Trump admin proposes modest enforcement of 1996 public charge laws Democrats supported
If there are 7.8 billion people in the world and we can choose from would-be immigrants, shouldn’t we only choose those who will not be on welfare? That was the goal of the 1996 welfare reform and immigration bills, backed by hundreds of years of ironclad principle, yet in recent years, it has not been enforced. Today, the Trump administration took some modest steps toward finally enforcing it.
Last year, when the administration first pitched the enforcement of a public charge rule, I noted how this rule had been enforced since our colonial times. Our current laws address the public charge concept in three different ways:
- Under Section 212(a)(4) of the Immigration and Nationality Act (INA), an individual seeking admission to the United States or seeking to adjust his status to permanent resident (obtaining a green card) is inadmissible if the individual “at the time of application for admission or adjustment of status, is likely at any time to become a public charge.”
- Section 237(a)(5) states that “any alien who, within five years after the date of entry, has become a public charge from causes not affirmatively shown to have arisen since entry is deportable.”
- Section 213(a) empowers the attorney general to require sponsors to sign an affidavit agreeing “to maintain the sponsored alien at an annual income that is not less than 125 percent of the Federal poverty line.”
Among the factors that are to be assessed when making this determination are “assets, resources, and financial status; and education and skill.”
In addition, section 403 of the Personal Responsibility and Work Opportunity Act of 1996 (PRWOA), the famous welfare reform bill, bars legal immigrants from accessing welfare for five years. Joe Biden, the leading Democrat presidential candidate, voted for that bill.
Yet even though that law recognized that we hadn’t been enforcing our “basic principle of United States immigration law since this country’s earliest immigration statutes” that immigrants should not be a public charge, we still have not been enforcing it over the past two decades. Applications for admission or adjustment of status are almost never turned down on public charge grounds, sponsors are never made to pay the bond for public charge, and nobody is deported for becoming a public charge.
Thanks to the lack of enforcement on the front end of the immigration system, 63 percent of non-citizen households use at least one welfare program, according to the Center for Immigration Studies. Many collect welfare on behalf of their American-born children. For those here more than 10 years (and no longer subject to the five-year bar), the rate is 70 percent. In California alone, “72 percent of non-citizen-headed households use one or more welfare programs, compared to 35 percent for native-headed households,” according to the CIS. “In Texas, the figures are 69 percent vs. 35 percent; in New York they are 53 percent vs. 38 percent; and in Florida, 56 percent of non-citizen-headed households use at least welfare program, compared to 35 percent of native households.”
Today, Trump’s USCIS director announced a new rule slated to go into effect in 60 days that will tighten the formula for deeming someone a public charge for purposes of immigration and green card denials. It expands both the duration of welfare use that will make someone a public charge and the types of programs included.
Specifically, the final rule defines “public charge” as an alien who receives one or more designated public benefits for more than 12 months, in the aggregate, within any 36-month period. Also, whereas under the prevailing regulation, only those who are on Supplemental Security Income (SSI) and Temporary Assistance for Needy Families (TANF) (cash welfare) would be rendered a public charge, now it would include food stamps, Medicaid for those over 21 (except pregnant women), and Section 8 housing assistance.
Applicants under 21 or pregnant women would still be able to obtain Medicaid and not have their green card application rejected. Also, any immigrant household taking welfare on behalf of American-born children will not have that usage held against their application. The rule does not include consideration of emergency medical assistance, disaster relief, national school lunch programs, WIC or CHIP, foster care and adoption, student and mortgage loans, energy assistance, food pantries and homeless shelters, or Head Start.
Also, all those applying for refugee, asylum, parole, U-Visas, or any other humanitarian status are exempt.

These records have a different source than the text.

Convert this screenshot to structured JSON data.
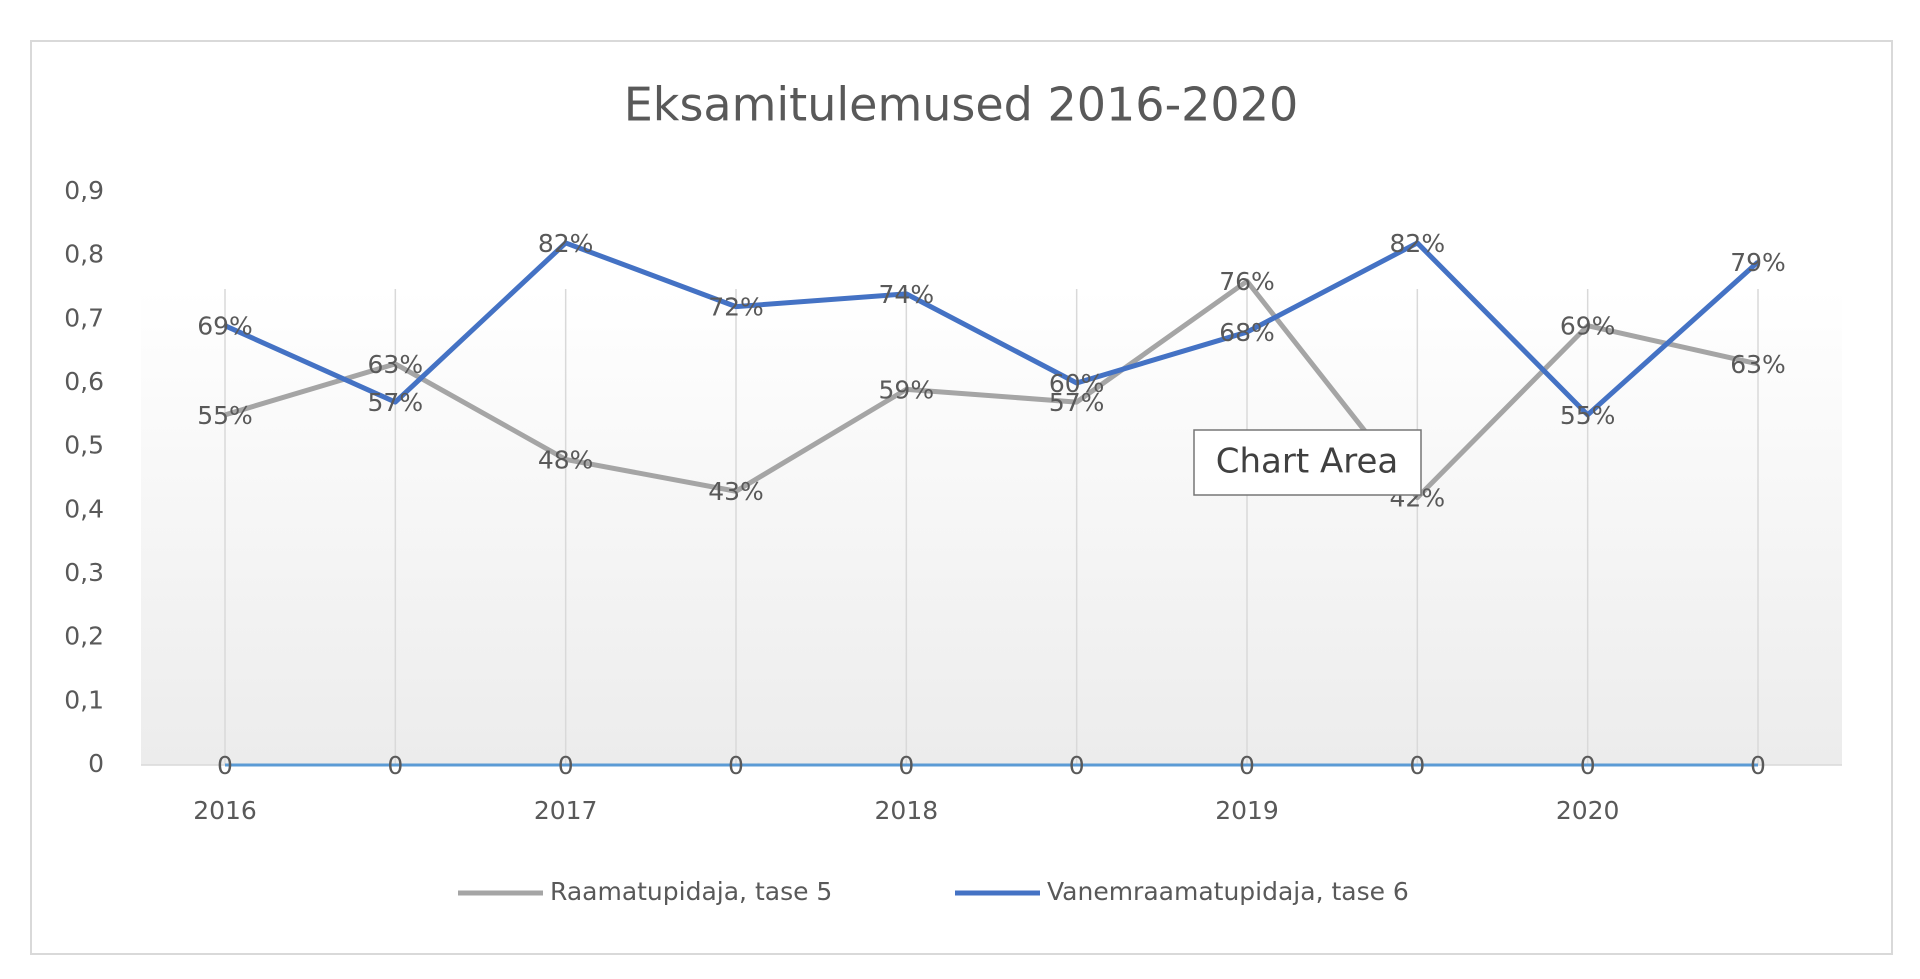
{
  "chart_data": {
    "type": "line",
    "title": "Eksamitulemused 2016-2020",
    "categories": [
      "2016",
      null,
      "2017",
      null,
      "2018",
      null,
      "2019",
      null,
      "2020",
      null
    ],
    "series": [
      {
        "name": "Raamatupidaja, tase 5",
        "color": "#a5a5a5",
        "values": [
          0.55,
          0.63,
          0.48,
          0.43,
          0.59,
          0.57,
          0.76,
          0.42,
          0.69,
          0.63
        ],
        "value_labels": [
          "55%",
          "63%",
          "48%",
          "43%",
          "59%",
          "57%",
          "76%",
          "42%",
          "69%",
          "63%"
        ]
      },
      {
        "name": "Vanemraamatupidaja, tase 6",
        "color": "#4472c4",
        "values": [
          0.69,
          0.57,
          0.82,
          0.72,
          0.74,
          0.6,
          0.68,
          0.82,
          0.55,
          0.79
        ],
        "value_labels": [
          "69%",
          "57%",
          "82%",
          "72%",
          "74%",
          "60%",
          "68%",
          "82%",
          "55%",
          "79%"
        ]
      },
      {
        "color": "#5b9bd5",
        "values": [
          0,
          0,
          0,
          0,
          0,
          0,
          0,
          0,
          0,
          0
        ]
      }
    ],
    "ylim": [
      0,
      0.9
    ],
    "yticks": [
      0,
      {
        "value": 0.1,
        "label": "0,1"
      },
      {
        "value": 0.2,
        "label": "0,2"
      },
      {
        "value": 0.3,
        "label": "0,3"
      },
      {
        "value": 0.4,
        "label": "0,4"
      },
      {
        "value": 0.5,
        "label": "0,5"
      },
      {
        "value": 0.6,
        "label": "0,6"
      },
      {
        "value": 0.7,
        "label": "0,7"
      },
      {
        "value": 0.8,
        "label": "0,8"
      },
      {
        "value": 0.9,
        "label": "0,9"
      }
    ],
    "grid": true,
    "tooltip": "Chart Area"
  }
}
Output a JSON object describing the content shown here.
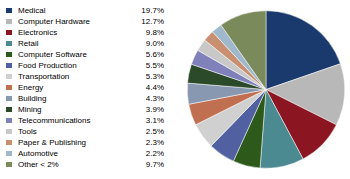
{
  "chart_data": {
    "type": "pie",
    "categories": [
      "Medical",
      "Computer Hardware",
      "Electronics",
      "Retail",
      "Computer Software",
      "Food Production",
      "Transportation",
      "Energy",
      "Building",
      "Mining",
      "Telecommunications",
      "Tools",
      "Paper & Publishing",
      "Automotive",
      "Other < 2%"
    ],
    "values": [
      19.7,
      12.7,
      9.8,
      9.0,
      5.6,
      5.5,
      5.3,
      4.4,
      4.3,
      3.9,
      3.1,
      2.5,
      2.3,
      2.2,
      9.7
    ],
    "value_labels": [
      "19.7%",
      "12.7%",
      "9.8%",
      "9.0%",
      "5.6%",
      "5.5%",
      "5.3%",
      "4.4%",
      "4.3%",
      "3.9%",
      "3.1%",
      "2.5%",
      "2.3%",
      "2.2%",
      "9.7%"
    ],
    "colors": [
      "#1a3a6e",
      "#b8b8b8",
      "#8b1520",
      "#4a8a90",
      "#2d5a1b",
      "#5060a0",
      "#d0d0d0",
      "#c07050",
      "#8898b0",
      "#2a4a2a",
      "#8080bb",
      "#c8c8c8",
      "#c89070",
      "#a0b8cc",
      "#7a8a5a"
    ],
    "legend": "left"
  }
}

In other words, the overwhelming majority of the public strain from immigrants using welfare will continue even under this rule. The important thing is that the Trump administration is at least trying to make current and long-standing law a factor in determining eligibility.
It’s also important to note that the new rule does not enforce deportability of those who become a public charge. Rather, they would just remain in limbo under their non-adjusted status.
On the front end, for those seeing initial entry, the rule put into place more specific regulations to give force to the 1996 immigration law (supported by Pelosi, Schumer, and Biden) to “consider the alien's (I) age; (II) health; (III) family status; (IV) assets, resources, and financial status; and (V) education and skills” when factoring in whether to approve the application.
Finally, let’s not forget that the entirety of illegal immigration is a loophole around our entire system. Nobody is factoring in the cost of their children, education, hospital visits, endless care at the border, etc. Using a formula from Steven Camarota of the CIS, it’s estimated that the lifetime cost of just this year’s flow of illegal immigrants could easily top $150 billion.